His views of Roman history as a closed unity in search for social meaning were biased towards his nation, and probably emerged as a nationalistic reaction influenced by the conflict between Rome and Carthage, especially the political turmoil that followed the defeat of Cannae in 216 BC. Beck writes that "the work’s apologetic tone, its idealization of the republic as a well-ordered state, and the emphasis on Rome’s loyalty to its allies all seem to support this view, suiting an effort at damage-control immediately after Cannae." According to scholar John Briscoe, "his reasons for writing in Greek were both literary—the possibility of writing in Latin did not occur to him—and political, the need to defend Roman policy to the Greek world." However, Momigliano contends that the available Fabius's fragments recounting contemporary events appear "objective and serene ... [and show] that Fabius was in no hurry to present the Carthaginians to the Greek public as collectively responsible for the beginning of the Second Punic War."

==Legacy==
Fabius' portrayal of the Siege of Saguntum as the cause of the Second Punic War, dismissing Hannibal's attack as sweeping "injustice", soon became the dominant view among ancient historians. In the early 2nd century BC, Roman historians Lucius Cincius Alimentus and Gaius Acilius were highly influenced by Fabius in matters of language, form, and theme.
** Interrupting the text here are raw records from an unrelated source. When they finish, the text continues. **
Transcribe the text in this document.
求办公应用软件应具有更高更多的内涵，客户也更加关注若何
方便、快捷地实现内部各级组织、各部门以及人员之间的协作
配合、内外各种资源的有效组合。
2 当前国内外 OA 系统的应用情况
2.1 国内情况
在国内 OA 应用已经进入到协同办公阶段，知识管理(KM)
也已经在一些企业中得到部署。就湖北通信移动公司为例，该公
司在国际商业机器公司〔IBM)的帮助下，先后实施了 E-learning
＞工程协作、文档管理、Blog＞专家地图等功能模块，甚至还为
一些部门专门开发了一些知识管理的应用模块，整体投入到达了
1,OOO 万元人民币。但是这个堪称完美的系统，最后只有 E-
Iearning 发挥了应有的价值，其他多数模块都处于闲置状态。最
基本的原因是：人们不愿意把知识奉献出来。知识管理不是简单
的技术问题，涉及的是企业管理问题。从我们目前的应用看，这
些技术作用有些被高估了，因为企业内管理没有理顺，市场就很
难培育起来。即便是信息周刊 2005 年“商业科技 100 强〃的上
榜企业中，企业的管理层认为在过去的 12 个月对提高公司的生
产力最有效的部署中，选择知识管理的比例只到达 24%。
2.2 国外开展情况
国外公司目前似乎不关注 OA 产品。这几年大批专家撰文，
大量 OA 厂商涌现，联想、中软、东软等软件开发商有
The annals [Fabius] produced inaugurated a new type of national history, less antiquarian than the local chronicles of the Greek states, more concerned with the continuity of political institutions than most of the Greek general histories we know. The Romans could not remain bound to the notion of contemporary history because they had a profound sense of tradition and continuity. They might be uncritical about their own past, but they felt they had to narrate their own history ab urbe condita, from the beginnings. The annals from the origins of Rome were the most characteristic product of their historiography ... Roman traditionalism had inspired the Annals of the Pontiffs. Fabius Pictor kept it alive while accepting the methods, and to a great extent the contents, of Greek political history. Fabius invented national history for the Latin West. Thereby he created the form for the expression of national consciousness: possibly he contributed to the creation of national consciousness itself, such as we understand it.

Fabius was used as a source by Polybius, Livy, Gellius, Quadrigarius, Plutarch, and Dionysius of Halicarnassus. Despite his use of Fabius's history, Polybius complained about the quality of his work, saying that he had been biased towards the Romans and inconsistent. Cicero spoke harshly of early Roman historians: "Let me remind you that in the beginning the Greeks themselves also wrote like our Cato, Pictor, and Piso. History was nothing more than a compilation of yearly chronicles..."

An anonymous Account of the Roman History of Fabius Pictor was published in 1749, claiming that a manuscript in the "Carthaginian language" had been discovered in the ruins of Herculaneum near Pompeii. In fact, it was a political satire on English religion and politics at the time.